The Autumn Statement Summary 2022

This page will receive live updates on Thursday as the Autumn Statement is delivered to the House of Commons. 

deVere Group’s Technical Department will be covering and analysing the most important announcements from the UK government’s Autumn Statement, including potential changes to inheritance tax, capital gains tax, national insurance, the triple lock system

The Autumn statement will be delivered to the House of Commons on Thursday by Chancellor Jeremy Hunt. The widespread expectation is that Hunt will reverse the majority of changes implemented by his predecessor, Kwasi Kwarteng.

The 2022 Autumn statement comes just weeks after the government delivered its last major financial blueprint.  

On September 23rd, Kwasi Kwarteng delivered a Ministerial Statement to the House of Commons entitled “The Growth Plan”; this was widely referred to as the “mini-budget”. The budget was the first and last of Prime Minister Lizz Truss’ short premiership.

Kwarteng’s mini-budget, which contained several tax cuts aimed at stimulating the economy, was seen across the political world as gross economic mismanagement. Truss’ government attempted to revive ‘trickle-down economics’ a style of governing not seen since the days of Thatcher and Reagan.

Live updates

Jeremy Hunt has outlined three core priorities for the governments budget.

Stability, growth and public services.

The chancellor confirmed the UK is now in recession.

The chancellor blamed global factors, especially the war in Ukraine which has prompted soaring energy and food costs.
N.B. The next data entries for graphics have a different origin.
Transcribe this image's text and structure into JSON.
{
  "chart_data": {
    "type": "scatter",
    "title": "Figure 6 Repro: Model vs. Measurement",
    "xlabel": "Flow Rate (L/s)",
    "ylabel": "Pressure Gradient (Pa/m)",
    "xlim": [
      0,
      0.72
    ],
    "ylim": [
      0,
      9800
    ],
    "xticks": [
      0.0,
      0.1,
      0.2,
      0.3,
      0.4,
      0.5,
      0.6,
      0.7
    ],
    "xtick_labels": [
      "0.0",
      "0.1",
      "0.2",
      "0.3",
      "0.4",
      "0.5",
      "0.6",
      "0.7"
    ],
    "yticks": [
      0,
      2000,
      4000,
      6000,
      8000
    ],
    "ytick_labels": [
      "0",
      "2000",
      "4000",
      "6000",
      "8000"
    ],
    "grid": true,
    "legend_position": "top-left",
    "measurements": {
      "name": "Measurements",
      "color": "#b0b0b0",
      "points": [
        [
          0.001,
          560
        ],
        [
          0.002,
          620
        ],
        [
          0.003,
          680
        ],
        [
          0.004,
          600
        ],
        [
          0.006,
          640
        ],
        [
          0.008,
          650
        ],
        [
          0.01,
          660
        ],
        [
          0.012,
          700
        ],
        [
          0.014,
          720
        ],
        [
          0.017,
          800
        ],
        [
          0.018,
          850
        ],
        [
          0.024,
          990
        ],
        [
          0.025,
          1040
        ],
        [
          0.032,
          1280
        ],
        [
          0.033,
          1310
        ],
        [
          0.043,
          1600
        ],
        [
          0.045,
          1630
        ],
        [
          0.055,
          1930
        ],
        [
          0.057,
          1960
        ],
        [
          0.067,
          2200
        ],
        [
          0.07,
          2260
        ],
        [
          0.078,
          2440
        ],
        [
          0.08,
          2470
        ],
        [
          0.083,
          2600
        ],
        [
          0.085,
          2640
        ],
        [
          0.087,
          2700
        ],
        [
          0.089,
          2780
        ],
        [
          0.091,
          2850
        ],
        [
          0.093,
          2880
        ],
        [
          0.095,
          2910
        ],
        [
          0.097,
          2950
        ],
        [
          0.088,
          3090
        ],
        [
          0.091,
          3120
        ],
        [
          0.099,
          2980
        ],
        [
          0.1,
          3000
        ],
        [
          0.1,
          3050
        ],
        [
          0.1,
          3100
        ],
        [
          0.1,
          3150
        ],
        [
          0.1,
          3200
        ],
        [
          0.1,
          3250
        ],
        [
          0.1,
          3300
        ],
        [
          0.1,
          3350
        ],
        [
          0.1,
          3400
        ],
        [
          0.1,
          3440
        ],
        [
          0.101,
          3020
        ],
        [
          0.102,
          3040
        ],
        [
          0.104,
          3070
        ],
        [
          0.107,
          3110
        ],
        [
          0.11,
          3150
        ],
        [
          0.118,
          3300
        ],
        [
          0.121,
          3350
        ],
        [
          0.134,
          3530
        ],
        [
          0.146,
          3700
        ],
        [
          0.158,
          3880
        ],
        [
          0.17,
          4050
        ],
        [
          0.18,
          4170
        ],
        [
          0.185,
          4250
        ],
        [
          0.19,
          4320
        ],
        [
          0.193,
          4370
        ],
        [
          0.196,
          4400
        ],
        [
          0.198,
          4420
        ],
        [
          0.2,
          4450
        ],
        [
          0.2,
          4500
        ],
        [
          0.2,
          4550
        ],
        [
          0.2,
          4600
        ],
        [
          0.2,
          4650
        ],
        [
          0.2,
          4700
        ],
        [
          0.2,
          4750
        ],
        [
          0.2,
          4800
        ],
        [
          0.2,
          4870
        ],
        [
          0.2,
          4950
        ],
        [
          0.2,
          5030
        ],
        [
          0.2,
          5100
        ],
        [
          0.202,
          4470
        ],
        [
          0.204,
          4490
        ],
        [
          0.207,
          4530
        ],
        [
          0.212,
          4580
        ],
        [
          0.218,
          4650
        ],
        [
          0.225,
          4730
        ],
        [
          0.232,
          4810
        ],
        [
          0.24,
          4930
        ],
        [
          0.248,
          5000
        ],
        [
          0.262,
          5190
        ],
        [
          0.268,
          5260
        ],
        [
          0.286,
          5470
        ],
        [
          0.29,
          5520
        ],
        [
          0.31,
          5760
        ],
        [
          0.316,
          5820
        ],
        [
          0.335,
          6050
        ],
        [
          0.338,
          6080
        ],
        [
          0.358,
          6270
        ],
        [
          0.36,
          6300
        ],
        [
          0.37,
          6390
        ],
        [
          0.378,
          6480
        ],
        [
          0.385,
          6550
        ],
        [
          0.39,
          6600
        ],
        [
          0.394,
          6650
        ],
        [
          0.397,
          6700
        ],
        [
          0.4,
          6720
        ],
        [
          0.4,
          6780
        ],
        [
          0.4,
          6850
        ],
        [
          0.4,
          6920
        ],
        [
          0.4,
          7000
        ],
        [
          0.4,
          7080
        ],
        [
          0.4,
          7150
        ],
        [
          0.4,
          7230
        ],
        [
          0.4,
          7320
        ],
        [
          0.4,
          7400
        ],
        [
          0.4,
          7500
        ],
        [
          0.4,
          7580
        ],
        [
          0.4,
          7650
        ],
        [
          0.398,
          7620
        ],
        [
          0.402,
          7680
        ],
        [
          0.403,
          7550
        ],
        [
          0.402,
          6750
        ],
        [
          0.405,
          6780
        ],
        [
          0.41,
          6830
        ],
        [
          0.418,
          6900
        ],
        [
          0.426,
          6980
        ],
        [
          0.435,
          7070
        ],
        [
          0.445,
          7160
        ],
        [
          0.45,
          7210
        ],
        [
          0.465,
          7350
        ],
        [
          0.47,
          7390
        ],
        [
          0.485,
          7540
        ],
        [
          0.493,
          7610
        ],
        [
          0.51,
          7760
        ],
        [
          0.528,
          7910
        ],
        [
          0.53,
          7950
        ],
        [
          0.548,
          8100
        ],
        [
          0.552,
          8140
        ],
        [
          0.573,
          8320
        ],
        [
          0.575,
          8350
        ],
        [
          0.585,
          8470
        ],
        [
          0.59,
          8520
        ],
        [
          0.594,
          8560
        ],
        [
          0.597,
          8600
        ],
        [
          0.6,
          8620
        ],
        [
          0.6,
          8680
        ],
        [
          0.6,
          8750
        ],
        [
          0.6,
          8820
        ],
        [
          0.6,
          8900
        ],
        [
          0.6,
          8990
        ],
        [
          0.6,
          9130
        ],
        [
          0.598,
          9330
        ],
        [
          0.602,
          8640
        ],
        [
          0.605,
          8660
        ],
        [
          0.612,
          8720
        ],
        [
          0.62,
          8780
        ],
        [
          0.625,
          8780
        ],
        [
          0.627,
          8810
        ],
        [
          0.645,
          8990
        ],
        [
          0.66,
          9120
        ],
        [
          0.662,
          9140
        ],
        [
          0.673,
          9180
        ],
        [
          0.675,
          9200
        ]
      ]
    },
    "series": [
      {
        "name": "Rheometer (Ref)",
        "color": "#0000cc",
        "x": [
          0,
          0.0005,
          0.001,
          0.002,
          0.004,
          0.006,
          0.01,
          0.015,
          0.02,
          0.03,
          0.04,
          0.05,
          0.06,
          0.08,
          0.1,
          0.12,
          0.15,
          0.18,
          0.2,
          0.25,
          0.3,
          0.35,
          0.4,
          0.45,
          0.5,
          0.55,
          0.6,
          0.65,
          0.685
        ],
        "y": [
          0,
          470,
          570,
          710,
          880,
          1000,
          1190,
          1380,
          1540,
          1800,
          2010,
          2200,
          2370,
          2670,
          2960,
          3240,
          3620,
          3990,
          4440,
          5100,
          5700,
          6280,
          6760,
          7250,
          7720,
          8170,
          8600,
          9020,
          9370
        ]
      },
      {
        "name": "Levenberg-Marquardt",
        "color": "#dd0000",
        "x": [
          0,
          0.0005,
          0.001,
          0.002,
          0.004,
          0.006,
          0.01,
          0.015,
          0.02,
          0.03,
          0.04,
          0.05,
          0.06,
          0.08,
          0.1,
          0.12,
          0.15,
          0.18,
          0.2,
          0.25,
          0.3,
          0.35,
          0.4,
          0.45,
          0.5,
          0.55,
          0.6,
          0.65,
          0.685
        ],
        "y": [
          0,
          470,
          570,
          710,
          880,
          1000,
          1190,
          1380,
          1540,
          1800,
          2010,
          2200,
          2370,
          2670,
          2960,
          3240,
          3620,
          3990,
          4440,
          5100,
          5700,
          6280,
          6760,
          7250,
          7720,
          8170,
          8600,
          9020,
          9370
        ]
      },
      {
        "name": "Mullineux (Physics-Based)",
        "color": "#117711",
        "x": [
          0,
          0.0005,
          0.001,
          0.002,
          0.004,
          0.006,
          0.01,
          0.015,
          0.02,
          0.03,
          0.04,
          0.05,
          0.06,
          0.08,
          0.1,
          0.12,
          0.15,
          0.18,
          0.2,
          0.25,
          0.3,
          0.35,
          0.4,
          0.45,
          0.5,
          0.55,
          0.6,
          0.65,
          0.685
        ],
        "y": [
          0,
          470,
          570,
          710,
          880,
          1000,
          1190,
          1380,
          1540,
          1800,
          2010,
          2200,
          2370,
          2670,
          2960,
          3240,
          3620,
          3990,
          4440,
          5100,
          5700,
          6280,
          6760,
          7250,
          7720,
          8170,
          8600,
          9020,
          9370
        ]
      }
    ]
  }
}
Increase in tax for top earners

The chancellor has increased the amount of tax paid by the country’s highest earners. The top rate of tax will be brought down from £150,000 to £125,140. Those earning £150,000 or more will pay just over £1,200 more a year,” he says.

Capital Gains Tax allowances will be hit, currently UK tax payers receive a £12,300 annual allowance, by April 2023 this will be cut to £6,000 for the next fiscal year, and then once again cut to £3,000 from April 2024.

Dividend allowance is currently £2,000 per annum, this will be cut in April 2023 to £1,000 and once again in April 2024 to £500.

The Inheritance Tax rate will remain frozen until 2028

The Inheritance Tax rate was frozen until 2026, this will remain frozen until 2028.

Energy firms will pay a windfall tax until March 2028

The Chancellor confirmed that the energy industry will be pay an expanded windfall tax of 35% up from 25%.

There will also be a 40% tax on profits of older renewable and nuclear electricity generation companies.  

This will generate £14bn next year alone.

Motoring tax to be made “fairer” by Jeremy Hunt

With the rise of EVs the Chancellor has announced they will no longer be exempt from Vehicle Excise Duty from April 2025.

Spending squeeze on public services – excluding the NHS

Spending squeezes on public services have been confirmed.

Hunt keen to invest in eduction

Chancellor Jeremy Hunt stated that “being pro education is being pro-growth,” he went on to say it is a “moral mission” and not just a financial one.

Hunt “I will increase the NHS budget by £3.3bn over the next two years”

The chancellor committed to providing the NHS with a greater amount of funding for the national health service.

The UK is going green

Hunt aims for a £28bn energy saving with the UK increasing energy efficiency, new funding has been announced of £6bn.

The UK will be building a new nuclear power plant in Suffolk to help tackle the energy crisis, which will cost £700 million.

Pension news

The government has maintained the Triple Lock system.

What is covered in the Autumn Statement?

As ever, the Treasury has remained tight-lipped about what will be in the Autumn Statement; however, there have been a number of hints dropped by Chancellor Jeremey Hunt.

Mr Hunt has publicly stated he intends to reduce the so-called fiscal black hole, which is the difference between what the government raises and spends. This indicates the new chancellor will be looking to increase certain taxes and cut spending with the aim of reducing the government’s deficit. 

What are we expecting to see in the Autumn statement?

There is an expectation that certain income tax thresholds will be frozen, which at first glance may appear to save the taxpayer money; however, with inflation and wage increases, this will result in higher tax bills for many.